Centro de todo, protagonista
absoluto de la liturgia, es Jesucristo y su Misterio pascual (cruz y
resurrección) que se hacen presentes. Nada debe entorpecer esto, nada
oscurecerlo, nada impedirlo.
Todo
en la liturgia debe estar medido, y gozar de prudencia, discreción y sentido
común, para que sólo destaque el Señor, ni siquiera el sacerdote que debe ser
tan humilde que sea mediador, nada más, y se ajuste a las partituras de esta
sinfonía, es decir, que se ajuste y realice todo y sólo lo que marcan las
normas litúrgicas, sin las notas disonantes que a él se le puedan ocurrir y que
chirrían en la liturgia.
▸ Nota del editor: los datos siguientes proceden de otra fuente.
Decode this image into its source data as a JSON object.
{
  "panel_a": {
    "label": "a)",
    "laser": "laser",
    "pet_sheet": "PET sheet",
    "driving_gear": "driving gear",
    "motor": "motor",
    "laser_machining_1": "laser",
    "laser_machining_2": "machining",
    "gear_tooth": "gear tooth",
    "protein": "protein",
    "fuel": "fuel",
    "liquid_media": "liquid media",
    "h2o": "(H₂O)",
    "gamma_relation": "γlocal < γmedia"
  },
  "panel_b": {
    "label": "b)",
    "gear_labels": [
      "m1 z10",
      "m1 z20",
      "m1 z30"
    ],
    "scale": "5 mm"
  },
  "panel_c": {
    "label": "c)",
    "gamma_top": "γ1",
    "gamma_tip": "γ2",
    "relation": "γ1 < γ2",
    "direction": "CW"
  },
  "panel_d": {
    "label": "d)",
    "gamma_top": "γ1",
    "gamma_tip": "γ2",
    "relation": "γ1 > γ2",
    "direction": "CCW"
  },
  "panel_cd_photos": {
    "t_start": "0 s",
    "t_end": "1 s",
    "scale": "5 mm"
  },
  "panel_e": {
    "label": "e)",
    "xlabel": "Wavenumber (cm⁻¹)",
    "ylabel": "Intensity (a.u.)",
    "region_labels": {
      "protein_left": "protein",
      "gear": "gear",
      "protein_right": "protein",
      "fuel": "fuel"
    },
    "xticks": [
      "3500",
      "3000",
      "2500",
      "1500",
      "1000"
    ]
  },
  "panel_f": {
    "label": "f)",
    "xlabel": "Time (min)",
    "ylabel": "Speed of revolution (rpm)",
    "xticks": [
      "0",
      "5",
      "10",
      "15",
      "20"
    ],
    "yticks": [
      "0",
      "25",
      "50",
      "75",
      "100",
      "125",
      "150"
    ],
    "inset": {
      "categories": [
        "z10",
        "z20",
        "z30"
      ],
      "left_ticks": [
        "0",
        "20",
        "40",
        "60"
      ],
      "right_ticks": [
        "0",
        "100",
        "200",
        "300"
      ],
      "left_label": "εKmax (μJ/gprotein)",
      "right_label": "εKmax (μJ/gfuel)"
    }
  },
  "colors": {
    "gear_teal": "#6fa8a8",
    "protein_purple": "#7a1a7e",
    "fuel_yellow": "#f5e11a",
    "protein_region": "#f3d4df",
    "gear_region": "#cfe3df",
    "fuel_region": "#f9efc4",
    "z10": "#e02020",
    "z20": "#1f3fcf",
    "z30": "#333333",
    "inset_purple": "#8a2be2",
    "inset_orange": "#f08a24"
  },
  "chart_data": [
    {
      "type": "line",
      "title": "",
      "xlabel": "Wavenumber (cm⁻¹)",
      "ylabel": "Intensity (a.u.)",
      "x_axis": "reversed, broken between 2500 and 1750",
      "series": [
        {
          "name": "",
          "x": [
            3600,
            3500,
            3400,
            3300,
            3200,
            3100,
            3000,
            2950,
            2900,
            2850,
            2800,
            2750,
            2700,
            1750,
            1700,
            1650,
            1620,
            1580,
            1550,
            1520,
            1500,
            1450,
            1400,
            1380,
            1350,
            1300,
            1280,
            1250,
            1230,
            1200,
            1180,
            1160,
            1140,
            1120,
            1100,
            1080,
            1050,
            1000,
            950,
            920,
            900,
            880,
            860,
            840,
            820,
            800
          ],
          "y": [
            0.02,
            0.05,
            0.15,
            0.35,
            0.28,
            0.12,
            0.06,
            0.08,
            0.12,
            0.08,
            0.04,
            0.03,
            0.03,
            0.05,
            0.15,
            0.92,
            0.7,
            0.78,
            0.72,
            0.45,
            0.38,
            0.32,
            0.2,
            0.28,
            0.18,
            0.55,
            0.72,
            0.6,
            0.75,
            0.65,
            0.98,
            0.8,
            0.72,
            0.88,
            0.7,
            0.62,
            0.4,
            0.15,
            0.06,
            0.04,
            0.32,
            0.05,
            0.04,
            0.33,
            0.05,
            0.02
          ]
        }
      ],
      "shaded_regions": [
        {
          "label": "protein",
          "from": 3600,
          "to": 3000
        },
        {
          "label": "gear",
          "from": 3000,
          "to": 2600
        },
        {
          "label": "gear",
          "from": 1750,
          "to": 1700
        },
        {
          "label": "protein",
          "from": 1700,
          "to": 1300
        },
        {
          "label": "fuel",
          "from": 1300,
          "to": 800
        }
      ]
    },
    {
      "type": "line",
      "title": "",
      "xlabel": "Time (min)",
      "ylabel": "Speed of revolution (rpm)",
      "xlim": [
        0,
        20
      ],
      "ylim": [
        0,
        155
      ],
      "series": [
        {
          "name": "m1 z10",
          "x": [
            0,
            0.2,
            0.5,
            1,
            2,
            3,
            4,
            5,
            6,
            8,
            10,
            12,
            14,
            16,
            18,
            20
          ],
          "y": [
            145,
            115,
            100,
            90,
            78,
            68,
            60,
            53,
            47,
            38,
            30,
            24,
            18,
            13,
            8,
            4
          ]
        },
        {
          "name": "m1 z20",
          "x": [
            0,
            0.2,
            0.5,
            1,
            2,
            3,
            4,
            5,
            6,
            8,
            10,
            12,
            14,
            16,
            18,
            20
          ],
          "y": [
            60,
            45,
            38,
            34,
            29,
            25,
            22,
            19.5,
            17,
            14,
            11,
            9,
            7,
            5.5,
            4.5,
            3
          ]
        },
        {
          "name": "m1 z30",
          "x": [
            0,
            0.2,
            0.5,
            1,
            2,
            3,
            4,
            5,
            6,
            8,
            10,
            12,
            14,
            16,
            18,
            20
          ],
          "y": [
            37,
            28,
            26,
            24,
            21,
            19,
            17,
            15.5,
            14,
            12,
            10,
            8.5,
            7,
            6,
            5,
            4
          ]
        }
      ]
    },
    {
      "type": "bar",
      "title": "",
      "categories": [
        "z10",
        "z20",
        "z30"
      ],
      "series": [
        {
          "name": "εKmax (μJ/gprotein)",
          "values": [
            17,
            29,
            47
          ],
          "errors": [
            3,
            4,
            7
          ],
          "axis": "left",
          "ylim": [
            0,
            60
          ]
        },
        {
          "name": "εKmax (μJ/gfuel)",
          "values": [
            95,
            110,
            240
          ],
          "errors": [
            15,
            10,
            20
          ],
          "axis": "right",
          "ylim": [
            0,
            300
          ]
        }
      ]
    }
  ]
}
Así el propio sacerdote “desaparece” y se convierte
únicamente en instrumento y servidor.
En
el momento en que se reviste con las vestiduras litúrgicas para oficiar, él
debe desaparecer, revestirse sólo de Cristo y no de sí mismo, y con profundo
espíritu de fe, permitir que sólo Cristo sea el centro de todo: sus actitudes,
su devoción, sus gestos e inclinaciones, su silencio y su mesura, permitirán
que nadie se distraiga de lo fundamental, sino que todo transcurra, sin
espectáculo alguno, en clima de fe sobrenatural. ¡Esto es profundamente
“pastoral”!, porque esto sí conduce a todo el rebaño de Cristo a buscar y vivir
sólo del Buen Pastor y apacentarnos en sus pastos, no en la hierba envenenada
de los protagonismos, espectáculos y desacralización.
Ha
de brillar la gracia, no el propio sacerdote. Ha de brillar el Misterio, no el
sacerdote micrófono en mano, improvisando, alterando la liturgia, de modo
desenfadado y casi vulgar, como en una feria popular, en una tómbola ruidosa y
llamativa.
“La celebración litúrgica es canal y
cauce de la gracia de Dios, lo que nos obliga a preguntarnos si en la
celebración litúrgica se realiza esta comunicación misteriosa de la salvación
de Cristo a los hombres; con otras palabras, la buena celebración litúrgica es
siempre fructuosa, porque es siempre una celebración verdadera, que permite a
la asamblea entrar en el propio perfeccionamiento, conociendo quién es uno y
quién debiera ser. Pero esta fructuosidad presupone la ascesis de los
celebrantes y de la asamblea y la confesión de la verdadera fe en el acto
celebrativo, que da fuerza y creatividad, pues aparece no la exaltación del yo,
el protagonismo, sino la adoración de Dios” (Fernández, P., La sagrada liturgia, 260).